А на следующее утро я проснулась совсем не там, где намеревалась заснуть накануне. То есть не дома, где в лицо знаю каждую черточку на обоях, а в чужой квартире. В чужой постели. Более того, в чужой огромной футболке на голое тело! Это не укладывалось в голове, и голова, к слову, была адски тяжелой, гулкой, как Царь-колокол, и наверняка бы так же громко звонила при движении. Я проснулась в одиночестве и тут же решила провести инспекцию себя любимой, насколько уж позволяло состояние. Волосы были уже сухими, но еще пахли чужим тяжелым запахом, тело казалось тяжелым, но это обычное мое состояние с похмелья, а больше ничего криминального не находилось. Память еще, как назло, тревожно молчала, только пробивались сквозь серую пелену какие-то мыслеобразы, похожие и одновременно не похожие на правду: салон авто, тяжелые руки на плечах, шепот «тшшш, вот так, молодец», неоновые лампы.
Мне не хотелось выяснять детали. То есть, конечно, я хотела знать, «было или нет». Но пробуждение утром в чужой постели как бы уже дает ответ, не так ли? Да и… Не запомнилось, значит, не важно. Святой принцип, всем рекомендую.
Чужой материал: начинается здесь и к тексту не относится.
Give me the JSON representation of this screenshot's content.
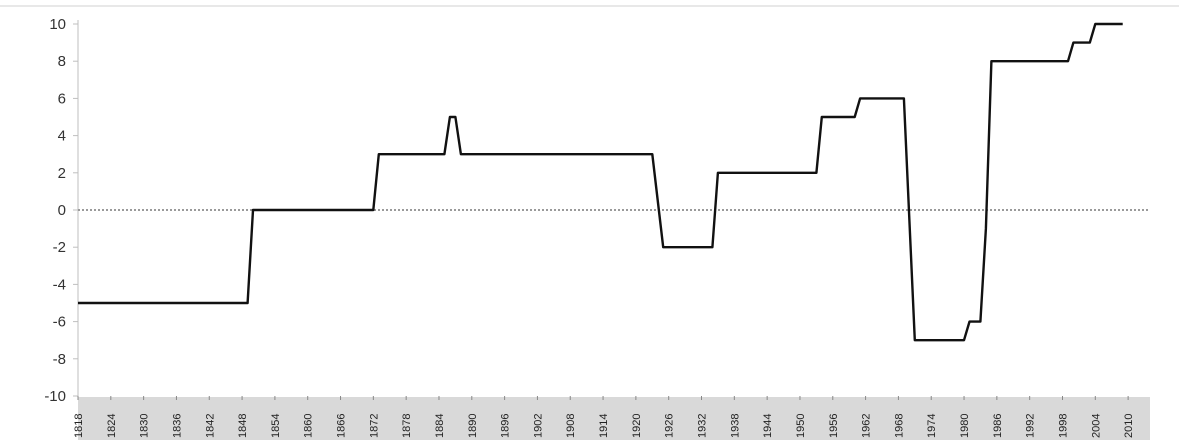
{
  "chart_data": {
    "type": "line",
    "title": "",
    "xlabel": "",
    "ylabel": "",
    "xlim": [
      1818,
      2014
    ],
    "ylim": [
      -10,
      10
    ],
    "y_ticks": [
      "10",
      "8",
      "6",
      "4",
      "2",
      "0",
      "-2",
      "-4",
      "-6",
      "-8",
      "-10"
    ],
    "x_tick_labels": [
      "1818",
      "1824",
      "1830",
      "1836",
      "1842",
      "1848",
      "1854",
      "1860",
      "1866",
      "1872",
      "1878",
      "1884",
      "1890",
      "1896",
      "1902",
      "1908",
      "1914",
      "1920",
      "1926",
      "1932",
      "1938",
      "1944",
      "1950",
      "1956",
      "1962",
      "1968",
      "1974",
      "1980",
      "1986",
      "1992",
      "1998",
      "2004",
      "2010"
    ],
    "grid": false,
    "legend": "none",
    "zero_line": true,
    "series": [
      {
        "x": [
          1818,
          1849,
          1850,
          1872,
          1873,
          1885,
          1886,
          1887,
          1888,
          1923,
          1925,
          1934,
          1935,
          1953,
          1954,
          1960,
          1961,
          1969,
          1971,
          1980,
          1981,
          1983,
          1984,
          1985,
          1986,
          1999,
          2000,
          2003,
          2004,
          2009
        ],
        "y": [
          -5,
          -5,
          0,
          0,
          3,
          3,
          5,
          5,
          3,
          3,
          -2,
          -2,
          2,
          2,
          5,
          5,
          6,
          6,
          -7,
          -7,
          -6,
          -6,
          -1,
          8,
          8,
          8,
          9,
          9,
          10,
          10
        ]
      }
    ],
    "colors": {
      "line": "#111111",
      "zero_line": "#9a9a9a",
      "axis": "#bfbfbf",
      "label_band": "#d9d9d9"
    }
  }
}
Одежду свою я не нашла и была этим очень озадачена. Обеспокоена даже, наверное, — время скрыло детали — но до того, как я успела что-то предпринять, вошел он. С подносом и этим всем, которое в романтических фильмах показывают: кофе, бутерброды, улыбочка на все лицо, цветочек даже где-то достал и в вазу засунул. А еще он говорил со мной, рассказывал интересные истории и даже пытался что-то отвечать на бесконечные технические подробности.
И все как-то завертелось, закрутилось, что очнулась я только через полтора года, когда Женька на девичнике обняла меня, прижав к себе сильно-сильно, и я с удивлением поняла, что она выросла. Вытянулась, перегнав меня на голову, похорошела — я еще помнила ее брекеты и смешные косички — и оказалась такой… красивой.
Взрослой.
Я была оглушена этим осознанием. Настолько, что остаток вечера могла только смотреть на нее. Черные волосы, черное платье, коричневый пиджак с бронзовой брошкой в виде какого-то герба. Она, помню, заметила мой интерес, поднесла к самому моему носу — пахло чем-то сладким и пряным — и заявила: «Я гриффиндорка, Славка, и это круто! А из тебя львица никакая. Может, барсук?». А я не поняла тогда, что это она меня трусихой обозвала. Подумала еще, что зачем мне во львы, барсуки же куда круче, особенно медоеды. Но потом… потом поняла: Женька права, я совсем не львица.
Нет, свадьба не расстроилась. Напротив, я тогда отчего-то так горела желанием вить гнездо и радовать своего уже мужа, что буквально летала над землей, успевала везде и сразу, дарила себя и принимала его в ответ. Ему нужен был кто-то, о ком можно заботиться, мне — тот, на кого можно положиться. Это были лучше три года в моей жизни. Но они закончились.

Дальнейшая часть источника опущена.